On one hand, she wanted to stay with her friends who were going to the zoned middle school. But as of late, she has been really into art and has exhibited tremendous skill in it. Her brother attends a magnet school focused on the arts and as such, she chose to also go there in the fall.
As we near the beginning of school, we have also involved her in the back-to-school shopping. She has picked out all her major supplies, including her new backpack, and we dared not go clothes or shoe shopping without her. At 11, she is starting to care more about how she looks and we want her to feel her most confident not only on her first day but throughout her middle school experience. I learned early on in my parenting years that giving children choices isn’t spoiling them but is allowing them to be more active participants in their growing up.

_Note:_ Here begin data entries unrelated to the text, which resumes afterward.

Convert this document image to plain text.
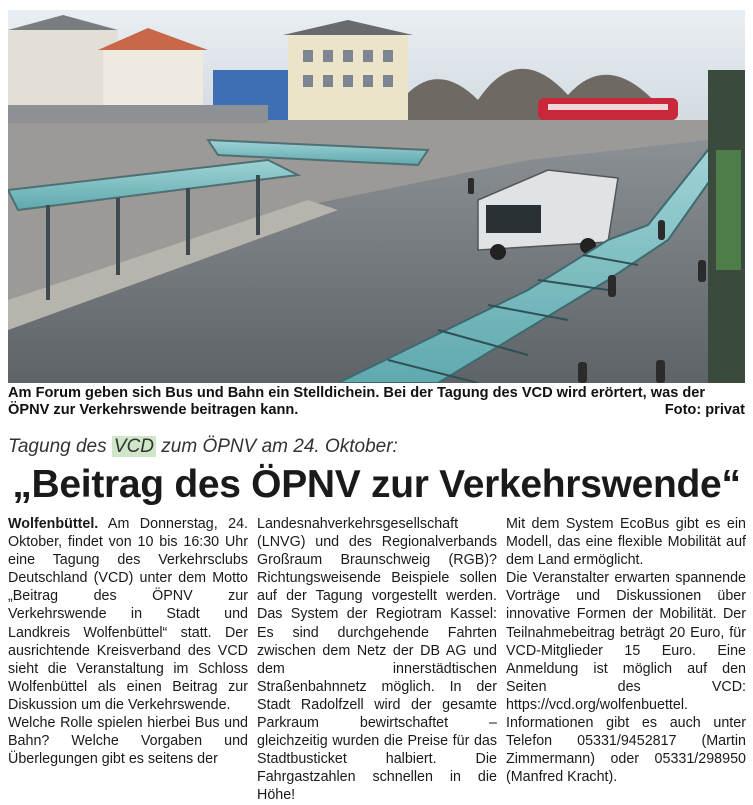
Am Forum geben sich Bus und Bahn ein Stelldichein. Bei der Tagung des VCD wird erörtert, was der ÖPNV zur Verkehrswende beitragen kann.	Foto: privat
Tagung des VCD zum ÖPNV am 24. Oktober:
„Beitrag des ÖPNV zur Verkehrswende“

Wolfenbüttel. Am Donnerstag, 24. Oktober, findet von 10 bis 16:30 Uhr eine Tagung des Verkehrsclubs Deutschland (VCD) unter dem Motto „Beitrag des ÖPNV zur Verkehrswende in Stadt und Landkreis Wolfenbüttel“ statt. Der ausrichtende Kreisverband des VCD sieht die Veranstaltung im Schloss Wolfenbüttel als einen Beitrag zur Diskussion um die Verkehrswende.

Welche Rolle spielen hierbei Bus und Bahn? Welche Vorgaben und Überlegungen gibt es seitens der

Landesnahverkehrsgesellschaft (LNVG) und des Regionalverbands Großraum Braunschweig (RGB)? Richtungsweisende Beispiele sollen auf der Tagung vorgestellt werden. Das System der Regiotram Kassel: Es sind durchgehende Fahrten zwischen dem Netz der DB AG und dem innerstädtischen Straßenbahnnetz möglich. In der Stadt Radolfzell wird der gesamte Parkraum bewirtschaftet – gleichzeitig wurden die Preise für das Stadtbusticket halbiert. Die Fahrgastzahlen schnellen in die Höhe!

Mit dem System EcoBus gibt es ein Modell, das eine flexible Mobilität auf dem Land ermöglicht.

Die Veranstalter erwarten spannende Vorträge und Diskussionen über innovative Formen der Mobilität. Der Teilnahmebeitrag beträgt 20 Euro, für VCD-Mitglieder 15 Euro. Eine Anmeldung ist möglich auf den Seiten des VCD: https://vcd.org/wolfenbuettel. Informationen gibt es auch unter Telefon 05331/9452817 (Martin Zimmermann) oder 05331/298950 (Manfred Kracht).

So while new has the very real potential to be scary, it doesn’t have to be. Even with very little notice and time to prepare, going into a new situation, such as a new school, gives our kids the chance for what other kids so often don’t get- reinvention. With new, our kiddos can tell a brand new story with each move; they get a chance to start over. I believe that when we, as parents, lead with that as a selling point for move number five in ten years, suddenly new doesn’t seem so bad.
So if you are among those who have kiddos starting a new school this year, remind them to find the good, encourage that growth mindset, and always, always, encourage truthful and honest discussions of all their feelings. The last thing we all want is a Riley from Inside Out situation on our hands.